Mise en évidence de la faculté de renvoi par la Cour d’appel de Paris d’une affaire pour instruction auprès de l’Autorité de la concurrence sans dessaisissement au fond

Saisie d’une requête en interprétation de son arrêt du 27 juin 2024, la Cour d’appel de Paris expose que le renvoi du dossier pour instruction complémentaire auprès de l’Autorité de la concurrence ne la dessaisissait pas du fond du litige. Elle expose qu’une autre interprétation de l’arrêt n’aurait pas été possible, l’effet dévolutif du recours en appel faisant obligation à la cour de statuer sur le fond du litige quand elle a annulé la décision de l’Autorité sans remettre en cause la notification des griefs.

L’arrêt Towercast rendu par la Cour d’appel de Paris le 5 décembre dernier vient complexifier un peu plus la perception que l’on peut se faire du contentieux des décisions de l’Autorité de la concurrence.

Cinq ans de procédure d’appel et plus encore à venir

La procédure suivie dans cette affaire était déjà marquée par une certaine complexité.
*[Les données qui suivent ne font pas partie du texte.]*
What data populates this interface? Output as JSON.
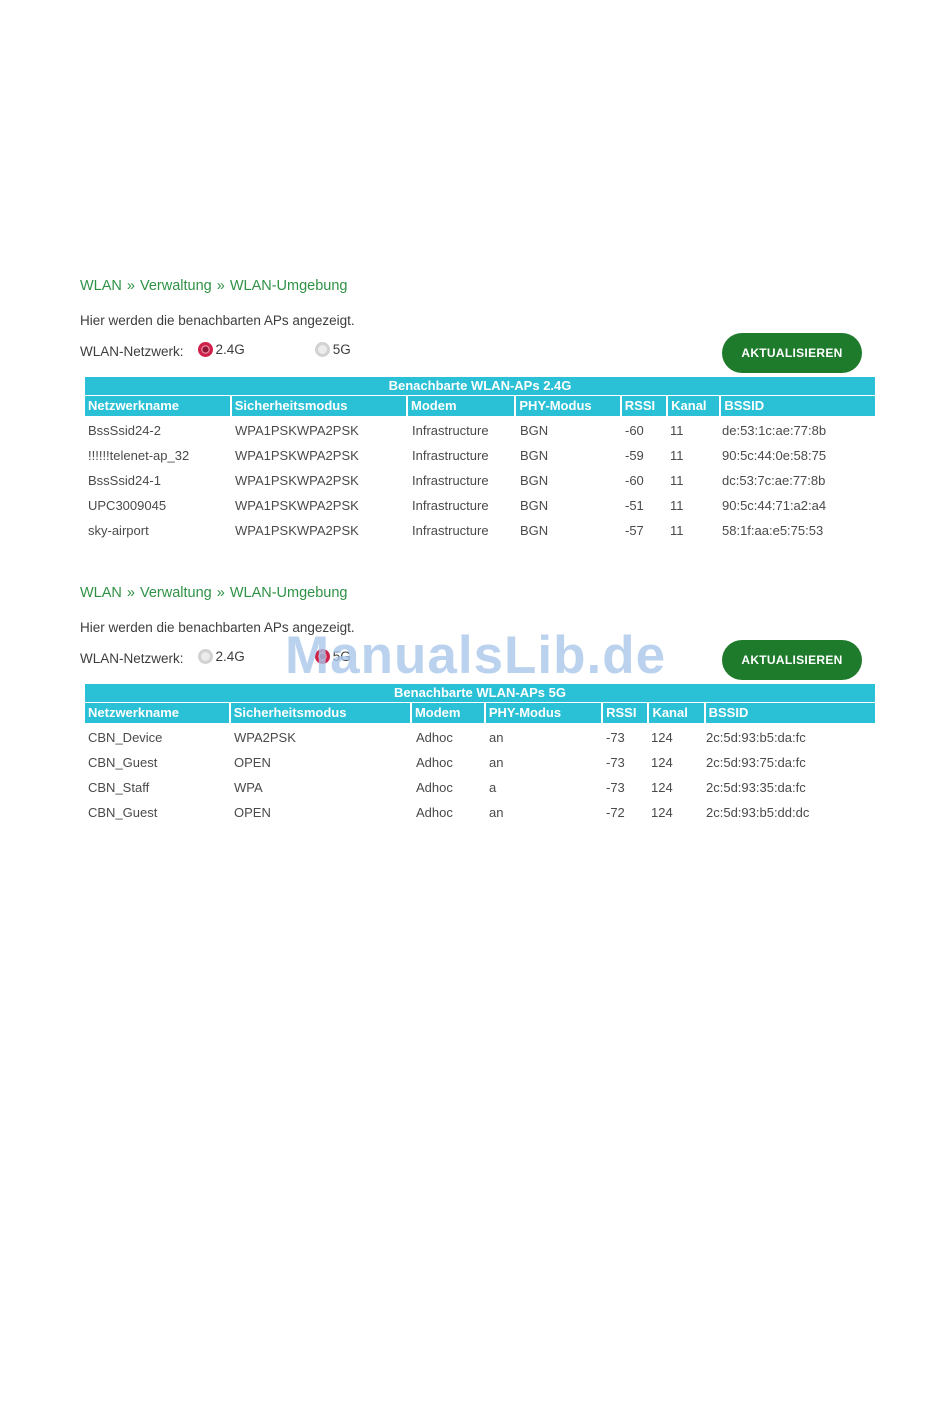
{
  "colors": {
    "accent_cyan": "#2ac0d6",
    "button_green": "#1e7b2b",
    "breadcrumb_green": "#2f9246",
    "radio_selected_red": "#d0204a",
    "watermark_blue": "#a7c5e9",
    "cell_text": "#4a4a4a"
  },
  "watermark": {
    "text": "ManualsLib.de"
  },
  "sections": [
    {
      "breadcrumb": [
        "WLAN",
        "Verwaltung",
        "WLAN-Umgebung"
      ],
      "breadcrumb_separator": "»",
      "description": "Hier werden die benachbarten APs angezeigt.",
      "network_label": "WLAN-Netzwerk:",
      "radios": [
        {
          "label": "2.4G",
          "selected": true
        },
        {
          "label": "5G",
          "selected": false
        }
      ],
      "button_label": "AKTUALISIEREN",
      "table": {
        "title": "Benachbarte WLAN-APs 2.4G",
        "columns": [
          "Netzwerkname",
          "Sicherheitsmodus",
          "Modem",
          "PHY-Modus",
          "RSSI",
          "Kanal",
          "BSSID"
        ],
        "rows": [
          [
            "BssSsid24-2",
            "WPA1PSKWPA2PSK",
            "Infrastructure",
            "BGN",
            "-60",
            "11",
            "de:53:1c:ae:77:8b"
          ],
          [
            "!!!!!!telenet-ap_32",
            "WPA1PSKWPA2PSK",
            "Infrastructure",
            "BGN",
            "-59",
            "11",
            "90:5c:44:0e:58:75"
          ],
          [
            "BssSsid24-1",
            "WPA1PSKWPA2PSK",
            "Infrastructure",
            "BGN",
            "-60",
            "11",
            "dc:53:7c:ae:77:8b"
          ],
          [
            "UPC3009045",
            "WPA1PSKWPA2PSK",
            "Infrastructure",
            "BGN",
            "-51",
            "11",
            "90:5c:44:71:a2:a4"
          ],
          [
            "sky-airport",
            "WPA1PSKWPA2PSK",
            "Infrastructure",
            "BGN",
            "-57",
            "11",
            "58:1f:aa:e5:75:53"
          ]
        ]
      }
    },
    {
      "breadcrumb": [
        "WLAN",
        "Verwaltung",
        "WLAN-Umgebung"
      ],
      "breadcrumb_separator": "»",
      "description": "Hier werden die benachbarten APs angezeigt.",
      "network_label": "WLAN-Netzwerk:",
      "radios": [
        {
          "label": "2.4G",
          "selected": false
        },
        {
          "label": "5G",
          "selected": true
        }
      ],
      "button_label": "AKTUALISIEREN",
      "table": {
        "title": "Benachbarte WLAN-APs 5G",
        "columns": [
          "Netzwerkname",
          "Sicherheitsmodus",
          "Modem",
          "PHY-Modus",
          "RSSI",
          "Kanal",
          "BSSID"
        ],
        "rows": [
          [
            "CBN_Device",
            "WPA2PSK",
            "Adhoc",
            "an",
            "-73",
            "124",
            "2c:5d:93:b5:da:fc"
          ],
          [
            "CBN_Guest",
            "OPEN",
            "Adhoc",
            "an",
            "-73",
            "124",
            "2c:5d:93:75:da:fc"
          ],
          [
            "CBN_Staff",
            "WPA",
            "Adhoc",
            "a",
            "-73",
            "124",
            "2c:5d:93:35:da:fc"
          ],
          [
            "CBN_Guest",
            "OPEN",
            "Adhoc",
            "an",
            "-72",
            "124",
            "2c:5d:93:b5:dd:dc"
          ]
        ]
      }
    }
  ]
}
Le 15 novembre 2017, la société Towercast a déposé une plainte auprès de l’Autorité à propos du rachat de la société Itas par la société TDF. Elle exposait que cette prise de contrôle renforçait significativement la position dominante de TDF sur le marché de la diffusion de la télévision numérique terrestre, et caractérisait un abus de position dominante prohibé par l’article 102 du TFUE (CJUE 16 mars 2023, Towercast c/ Autorité de la concurrence, aff. C-449/21, Dalloz actualité, 11 mai 2023, obs. M. Blayney ; D. 2023. 1508 , note L. Bettoni ; ibid. 2024. 745, obs. N. Ferrier ). Par sa décision n° 20-D-01 du 16 janvier 2020, l’Autorité avait rejeté la plainte sur la base d’un argumentaire presque exclusivement juridique. L’adoption du règlement n° 4064/89 relatif au contrôle des concentrations créait un cadre harmonisé dans lequel devaient exclusivement être analysées les concentrations. L’application de l’article 102 du TFUE à ces opérations, possibilité dégagée par l’arrêt Continental Can (CJCE 21 févr. 1973, aff. C-6/72), était rendue obsolète par l’adoption du règlement et, à sa suite, du règlement (CE) n° 139/2004.
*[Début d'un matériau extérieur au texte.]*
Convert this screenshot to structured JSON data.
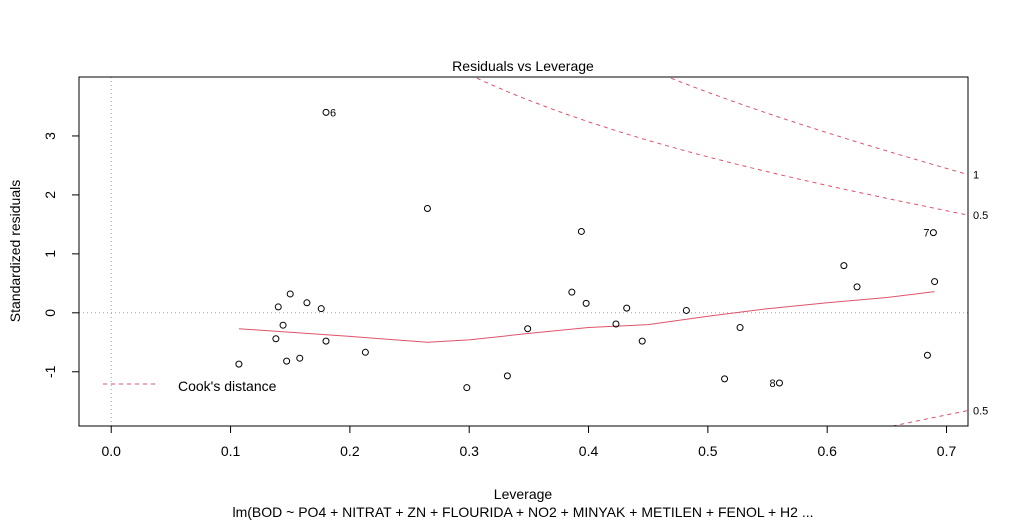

Saisie d’un recours de Towercast contre la décision, la cour d’appel a décidé, par un arrêt du 1er juillet 2021, d’interroger la Cour de justice sur cette analyse. Celle-ci a entièrement invalidé la position retenue par l’Autorité, tant par une interprétation du règlement que par un rappel du fait qu’un acte de droit dérivé, tel que le règlement, ne saurait modifier le champ d’application d’un article des traités comme l’article 102 du TFUE. Dans un arrêt du 27 juin 2024 (Paris, 27 juin 2024, n° 20/04300), la cour d’appel en a tiré les conséquences en annulant la décision de l’Autorité de la concurrence. Saisie de la plainte de Towercast, par l’effet dévolutif de l’appel, la cour d’appel devait alors se prononcer sur la qualification du rachat en abus de position dominante. Or, selon l’arrêt Continental Can, une concentration n’était un abus de position dominante que s’il en résultait « que toute chance sérieuse de concurrence serait substantiellement écartée » (CJCE 21 févr. 1973, aff. C-6/72, préc., pt 25). Ce constat de fait ne pouvait être dressé que sur la base d’un dossier d’instruction fournissant les éléments permettant une analyse de la situation d’ensemble du marché. Constatant l’écoulement de cinq années entre l’établissement du rapport d’instruction et le moment où elle devait statuer, la cour d’appel a estimé qu’il fallait opérer un renvoi devant l’Autorité de la concurrence pour instruction complémentaire.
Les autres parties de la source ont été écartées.